Expert commentary: There are numerous non-T790M resistant mechanisms to EGFR-TKIs, and therefore, strategies that can be applied to many of these resistance mechanisms may be reasonable and useful in clinical practice. Although the combination of cytotoxic chemotherapy plus an EGFR-TKI has proved to be detrimental following front-line EGFR-TKI treatment failure, promising experimental and/or early clinical data have been reported for the combination of bevacizumab or anti-EGFR monoclonal antibody plus EGFR-TKIs.
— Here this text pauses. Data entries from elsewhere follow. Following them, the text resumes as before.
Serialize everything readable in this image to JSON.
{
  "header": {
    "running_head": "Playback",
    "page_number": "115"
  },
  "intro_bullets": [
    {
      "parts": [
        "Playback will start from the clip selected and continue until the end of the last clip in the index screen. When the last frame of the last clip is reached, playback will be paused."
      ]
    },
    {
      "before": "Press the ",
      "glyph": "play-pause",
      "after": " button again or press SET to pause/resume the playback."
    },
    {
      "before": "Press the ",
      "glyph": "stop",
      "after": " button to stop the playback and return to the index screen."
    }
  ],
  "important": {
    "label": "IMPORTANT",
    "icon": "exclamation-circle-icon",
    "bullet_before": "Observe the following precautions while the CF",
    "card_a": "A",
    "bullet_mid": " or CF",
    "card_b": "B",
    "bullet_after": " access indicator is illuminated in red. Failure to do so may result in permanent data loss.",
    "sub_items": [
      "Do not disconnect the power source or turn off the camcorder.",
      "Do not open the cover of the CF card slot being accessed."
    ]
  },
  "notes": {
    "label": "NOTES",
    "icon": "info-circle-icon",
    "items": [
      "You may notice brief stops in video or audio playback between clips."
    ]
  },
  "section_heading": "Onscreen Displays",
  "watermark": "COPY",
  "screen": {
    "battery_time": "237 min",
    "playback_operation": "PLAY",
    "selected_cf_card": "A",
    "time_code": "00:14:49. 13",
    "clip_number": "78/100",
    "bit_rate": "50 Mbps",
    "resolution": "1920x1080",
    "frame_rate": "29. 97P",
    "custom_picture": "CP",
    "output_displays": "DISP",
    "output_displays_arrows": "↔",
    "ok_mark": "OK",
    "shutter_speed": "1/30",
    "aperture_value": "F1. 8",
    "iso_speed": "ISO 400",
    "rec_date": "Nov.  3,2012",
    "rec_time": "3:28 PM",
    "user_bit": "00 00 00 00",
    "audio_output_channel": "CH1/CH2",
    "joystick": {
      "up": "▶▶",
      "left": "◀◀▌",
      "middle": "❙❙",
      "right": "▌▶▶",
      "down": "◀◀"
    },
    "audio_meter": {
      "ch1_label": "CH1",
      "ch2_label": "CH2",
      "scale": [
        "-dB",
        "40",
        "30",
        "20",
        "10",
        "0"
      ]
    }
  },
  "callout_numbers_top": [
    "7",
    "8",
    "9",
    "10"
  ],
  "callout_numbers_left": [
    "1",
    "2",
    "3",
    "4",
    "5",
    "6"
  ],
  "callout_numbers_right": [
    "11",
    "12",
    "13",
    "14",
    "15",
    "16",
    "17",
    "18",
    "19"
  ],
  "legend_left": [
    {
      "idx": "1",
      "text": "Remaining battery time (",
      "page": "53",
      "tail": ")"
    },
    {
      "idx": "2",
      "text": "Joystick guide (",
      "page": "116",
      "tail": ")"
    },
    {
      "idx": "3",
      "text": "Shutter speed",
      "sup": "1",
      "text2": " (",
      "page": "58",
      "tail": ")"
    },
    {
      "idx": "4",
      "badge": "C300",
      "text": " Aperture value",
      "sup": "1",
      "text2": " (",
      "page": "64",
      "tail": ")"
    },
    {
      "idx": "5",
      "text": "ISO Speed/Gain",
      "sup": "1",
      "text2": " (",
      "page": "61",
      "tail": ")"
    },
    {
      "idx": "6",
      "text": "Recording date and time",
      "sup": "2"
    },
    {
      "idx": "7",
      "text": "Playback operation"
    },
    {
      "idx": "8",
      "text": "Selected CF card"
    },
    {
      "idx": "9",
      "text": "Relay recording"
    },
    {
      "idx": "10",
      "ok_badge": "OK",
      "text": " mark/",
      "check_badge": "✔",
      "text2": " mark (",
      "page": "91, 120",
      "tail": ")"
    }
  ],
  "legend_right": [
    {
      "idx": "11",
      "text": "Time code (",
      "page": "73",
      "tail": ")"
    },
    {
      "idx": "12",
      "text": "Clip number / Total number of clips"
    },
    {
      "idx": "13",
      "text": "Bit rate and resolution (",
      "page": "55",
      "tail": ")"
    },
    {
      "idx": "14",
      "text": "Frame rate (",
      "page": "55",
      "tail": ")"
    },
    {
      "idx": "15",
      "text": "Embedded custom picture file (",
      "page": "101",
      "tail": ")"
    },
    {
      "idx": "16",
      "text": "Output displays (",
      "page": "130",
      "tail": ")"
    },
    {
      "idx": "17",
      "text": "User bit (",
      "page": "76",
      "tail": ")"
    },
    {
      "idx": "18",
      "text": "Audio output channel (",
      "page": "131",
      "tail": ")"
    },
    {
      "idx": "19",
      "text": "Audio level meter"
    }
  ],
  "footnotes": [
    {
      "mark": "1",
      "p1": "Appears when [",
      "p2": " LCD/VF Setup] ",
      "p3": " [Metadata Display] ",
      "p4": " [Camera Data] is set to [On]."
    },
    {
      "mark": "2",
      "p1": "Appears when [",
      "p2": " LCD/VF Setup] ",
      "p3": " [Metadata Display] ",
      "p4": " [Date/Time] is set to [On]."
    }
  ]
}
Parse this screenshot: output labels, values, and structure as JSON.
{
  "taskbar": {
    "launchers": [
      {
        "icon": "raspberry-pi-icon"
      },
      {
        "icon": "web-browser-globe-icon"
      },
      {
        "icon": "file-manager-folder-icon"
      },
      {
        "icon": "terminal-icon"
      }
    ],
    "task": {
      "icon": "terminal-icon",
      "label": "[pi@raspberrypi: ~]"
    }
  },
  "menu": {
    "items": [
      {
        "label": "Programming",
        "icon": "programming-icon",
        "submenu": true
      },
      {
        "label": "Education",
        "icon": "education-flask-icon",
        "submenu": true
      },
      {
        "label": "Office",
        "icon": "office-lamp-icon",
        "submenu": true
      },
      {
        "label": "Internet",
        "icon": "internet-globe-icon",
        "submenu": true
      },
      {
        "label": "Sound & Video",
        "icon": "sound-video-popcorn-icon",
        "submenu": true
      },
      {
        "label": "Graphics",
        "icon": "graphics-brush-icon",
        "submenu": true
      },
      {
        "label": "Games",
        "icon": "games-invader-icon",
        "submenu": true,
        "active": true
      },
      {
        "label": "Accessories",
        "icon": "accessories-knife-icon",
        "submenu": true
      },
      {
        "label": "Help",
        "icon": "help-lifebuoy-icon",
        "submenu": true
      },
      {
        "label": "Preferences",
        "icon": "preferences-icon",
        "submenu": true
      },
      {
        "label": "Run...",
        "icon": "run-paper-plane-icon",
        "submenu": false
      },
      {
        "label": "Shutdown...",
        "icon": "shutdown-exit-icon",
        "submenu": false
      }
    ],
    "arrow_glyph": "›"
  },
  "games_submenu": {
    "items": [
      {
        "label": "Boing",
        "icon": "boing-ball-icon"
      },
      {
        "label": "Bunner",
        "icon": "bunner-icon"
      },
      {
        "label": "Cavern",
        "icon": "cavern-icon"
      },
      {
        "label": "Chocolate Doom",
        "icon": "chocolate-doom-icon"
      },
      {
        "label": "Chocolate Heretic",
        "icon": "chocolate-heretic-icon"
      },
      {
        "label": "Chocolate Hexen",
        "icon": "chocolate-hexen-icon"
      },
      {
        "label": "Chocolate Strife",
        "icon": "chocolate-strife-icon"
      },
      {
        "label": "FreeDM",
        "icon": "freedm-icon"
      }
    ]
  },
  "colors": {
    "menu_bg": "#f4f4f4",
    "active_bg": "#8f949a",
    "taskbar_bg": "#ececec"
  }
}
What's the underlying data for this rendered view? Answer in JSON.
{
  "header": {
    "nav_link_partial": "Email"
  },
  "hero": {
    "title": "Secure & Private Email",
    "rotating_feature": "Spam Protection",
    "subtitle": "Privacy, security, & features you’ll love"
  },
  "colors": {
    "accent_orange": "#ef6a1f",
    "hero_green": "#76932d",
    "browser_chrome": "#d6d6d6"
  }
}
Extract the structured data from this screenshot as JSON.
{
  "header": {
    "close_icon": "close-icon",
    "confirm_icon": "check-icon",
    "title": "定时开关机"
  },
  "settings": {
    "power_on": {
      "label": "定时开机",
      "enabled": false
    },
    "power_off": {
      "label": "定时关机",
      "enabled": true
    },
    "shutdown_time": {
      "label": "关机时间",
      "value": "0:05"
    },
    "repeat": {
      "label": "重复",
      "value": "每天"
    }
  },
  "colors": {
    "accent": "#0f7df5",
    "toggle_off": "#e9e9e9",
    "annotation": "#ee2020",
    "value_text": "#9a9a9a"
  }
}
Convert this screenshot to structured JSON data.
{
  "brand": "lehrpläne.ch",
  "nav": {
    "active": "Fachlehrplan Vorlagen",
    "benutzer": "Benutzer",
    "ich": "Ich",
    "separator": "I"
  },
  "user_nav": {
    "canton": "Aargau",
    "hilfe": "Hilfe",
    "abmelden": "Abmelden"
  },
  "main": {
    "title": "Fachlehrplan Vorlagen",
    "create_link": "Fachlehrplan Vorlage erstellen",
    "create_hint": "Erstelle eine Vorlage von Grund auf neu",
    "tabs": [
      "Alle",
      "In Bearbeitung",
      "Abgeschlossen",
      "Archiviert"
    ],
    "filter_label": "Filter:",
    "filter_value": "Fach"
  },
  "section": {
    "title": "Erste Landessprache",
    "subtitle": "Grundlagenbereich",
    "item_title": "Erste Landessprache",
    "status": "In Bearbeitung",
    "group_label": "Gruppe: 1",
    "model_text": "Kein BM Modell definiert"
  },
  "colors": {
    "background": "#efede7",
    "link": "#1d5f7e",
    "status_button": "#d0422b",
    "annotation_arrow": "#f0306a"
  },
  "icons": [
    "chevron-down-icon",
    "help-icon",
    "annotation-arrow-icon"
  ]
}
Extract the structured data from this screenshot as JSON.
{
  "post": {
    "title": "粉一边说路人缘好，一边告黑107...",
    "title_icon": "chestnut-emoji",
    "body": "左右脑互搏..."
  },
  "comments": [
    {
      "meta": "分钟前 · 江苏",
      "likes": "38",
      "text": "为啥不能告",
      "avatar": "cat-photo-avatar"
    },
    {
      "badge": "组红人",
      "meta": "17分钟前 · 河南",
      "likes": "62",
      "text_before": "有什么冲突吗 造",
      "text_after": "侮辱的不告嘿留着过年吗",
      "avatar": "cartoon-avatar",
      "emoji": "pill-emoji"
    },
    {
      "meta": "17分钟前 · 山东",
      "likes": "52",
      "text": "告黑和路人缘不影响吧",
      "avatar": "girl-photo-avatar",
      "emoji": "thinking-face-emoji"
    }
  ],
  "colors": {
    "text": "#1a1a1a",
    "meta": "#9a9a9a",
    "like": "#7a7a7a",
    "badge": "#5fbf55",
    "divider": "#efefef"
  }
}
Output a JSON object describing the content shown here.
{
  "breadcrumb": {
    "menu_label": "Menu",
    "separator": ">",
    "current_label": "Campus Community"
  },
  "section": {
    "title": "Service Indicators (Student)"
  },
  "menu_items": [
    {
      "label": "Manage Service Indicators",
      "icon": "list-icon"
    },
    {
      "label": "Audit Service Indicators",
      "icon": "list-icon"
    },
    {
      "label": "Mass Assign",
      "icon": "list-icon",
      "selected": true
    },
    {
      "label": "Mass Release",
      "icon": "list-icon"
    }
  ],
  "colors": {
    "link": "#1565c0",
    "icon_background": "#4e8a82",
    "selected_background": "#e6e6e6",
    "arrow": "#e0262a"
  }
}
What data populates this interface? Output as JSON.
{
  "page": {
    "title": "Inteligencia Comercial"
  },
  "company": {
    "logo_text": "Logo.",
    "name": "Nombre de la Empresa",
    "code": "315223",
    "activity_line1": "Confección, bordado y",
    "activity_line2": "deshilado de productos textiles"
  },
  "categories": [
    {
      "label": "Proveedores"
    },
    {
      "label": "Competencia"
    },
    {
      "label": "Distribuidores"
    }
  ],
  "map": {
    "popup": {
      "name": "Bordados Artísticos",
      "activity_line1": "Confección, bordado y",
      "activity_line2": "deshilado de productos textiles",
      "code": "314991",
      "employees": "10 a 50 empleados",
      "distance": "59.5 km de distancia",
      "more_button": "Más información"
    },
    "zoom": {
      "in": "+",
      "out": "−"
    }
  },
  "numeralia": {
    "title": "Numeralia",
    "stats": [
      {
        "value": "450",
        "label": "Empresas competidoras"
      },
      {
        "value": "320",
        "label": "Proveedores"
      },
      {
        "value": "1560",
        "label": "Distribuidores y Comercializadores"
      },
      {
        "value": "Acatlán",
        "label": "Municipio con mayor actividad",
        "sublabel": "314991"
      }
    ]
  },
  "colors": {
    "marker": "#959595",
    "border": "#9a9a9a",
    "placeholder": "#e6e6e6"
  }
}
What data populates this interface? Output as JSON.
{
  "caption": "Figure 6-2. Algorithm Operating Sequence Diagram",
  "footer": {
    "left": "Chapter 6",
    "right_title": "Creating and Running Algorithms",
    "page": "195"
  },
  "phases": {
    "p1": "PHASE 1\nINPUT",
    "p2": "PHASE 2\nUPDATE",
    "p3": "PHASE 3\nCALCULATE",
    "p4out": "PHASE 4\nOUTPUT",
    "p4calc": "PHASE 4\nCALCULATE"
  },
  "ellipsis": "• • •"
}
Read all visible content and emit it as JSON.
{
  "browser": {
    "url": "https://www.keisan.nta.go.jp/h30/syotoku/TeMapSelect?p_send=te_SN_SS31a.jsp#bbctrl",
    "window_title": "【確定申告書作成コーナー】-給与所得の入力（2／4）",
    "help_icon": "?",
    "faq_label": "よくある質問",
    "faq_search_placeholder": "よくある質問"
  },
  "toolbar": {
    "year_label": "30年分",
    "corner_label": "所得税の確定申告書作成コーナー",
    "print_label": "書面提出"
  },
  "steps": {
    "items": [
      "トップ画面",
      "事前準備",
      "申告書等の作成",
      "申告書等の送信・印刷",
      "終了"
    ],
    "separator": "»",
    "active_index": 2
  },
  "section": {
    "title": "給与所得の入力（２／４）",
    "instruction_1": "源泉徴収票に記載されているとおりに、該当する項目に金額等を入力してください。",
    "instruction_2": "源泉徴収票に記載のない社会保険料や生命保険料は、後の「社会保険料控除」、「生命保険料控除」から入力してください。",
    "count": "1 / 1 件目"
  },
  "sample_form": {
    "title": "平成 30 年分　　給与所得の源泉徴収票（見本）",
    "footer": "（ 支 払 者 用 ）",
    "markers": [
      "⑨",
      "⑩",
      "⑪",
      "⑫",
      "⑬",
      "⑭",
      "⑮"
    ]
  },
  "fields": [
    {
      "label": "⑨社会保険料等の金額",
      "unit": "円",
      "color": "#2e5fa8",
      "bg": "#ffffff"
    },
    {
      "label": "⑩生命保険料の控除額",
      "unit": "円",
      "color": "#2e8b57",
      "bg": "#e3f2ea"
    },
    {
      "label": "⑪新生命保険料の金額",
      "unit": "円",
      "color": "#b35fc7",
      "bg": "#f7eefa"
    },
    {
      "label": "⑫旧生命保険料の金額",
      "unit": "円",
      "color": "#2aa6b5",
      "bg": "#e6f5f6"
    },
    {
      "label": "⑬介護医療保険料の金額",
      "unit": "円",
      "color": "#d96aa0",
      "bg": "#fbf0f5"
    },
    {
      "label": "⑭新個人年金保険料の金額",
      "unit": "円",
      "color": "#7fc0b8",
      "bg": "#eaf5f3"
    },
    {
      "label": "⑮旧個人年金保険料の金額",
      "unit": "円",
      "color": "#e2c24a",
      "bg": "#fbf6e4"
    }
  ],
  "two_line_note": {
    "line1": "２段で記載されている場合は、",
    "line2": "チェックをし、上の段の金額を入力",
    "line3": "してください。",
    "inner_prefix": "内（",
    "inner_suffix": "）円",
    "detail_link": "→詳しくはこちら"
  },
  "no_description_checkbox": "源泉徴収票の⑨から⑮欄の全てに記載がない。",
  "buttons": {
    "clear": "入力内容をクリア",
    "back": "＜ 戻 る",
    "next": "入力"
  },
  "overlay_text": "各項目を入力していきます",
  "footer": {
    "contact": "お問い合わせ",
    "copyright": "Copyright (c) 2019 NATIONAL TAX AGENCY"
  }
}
Upfront polytherapy, which co-targets potential resistance mechanisms or other important signaling for EGFR-mutant lung cancer cells, is also a promising strategy.
Declaration of interest
T Mitsudomi has received honoraria from AstraZeneca, Chugai, Boehringer-Ingelheim, Pfizer and Roche; has received compensation from AstraZeneca, Chugai, Boehringer-Ingelheim, Pfizer, Roche and Clovis Oncology for participating in advisory boards; and has received research funding (through Kindai University Faculty of Medicine) from AstraZeneca and Chugai. FR Hirsch has received compensation from Genentech/Roche, Pfizer, BMS, Lilly, Merck and Ventana/Roche for participating in advisory boards; and has received research funding (through the University of Colorado) from Genentech/Roche, BMS, Lilly, Bayer, Amgen and Ventana/Roche. The authors have no other relevant affiliations or financial involvement with any organization or entity with a financial interest in or financial conflict with the subject matter or materials discussed in the manuscript apart from those disclosed.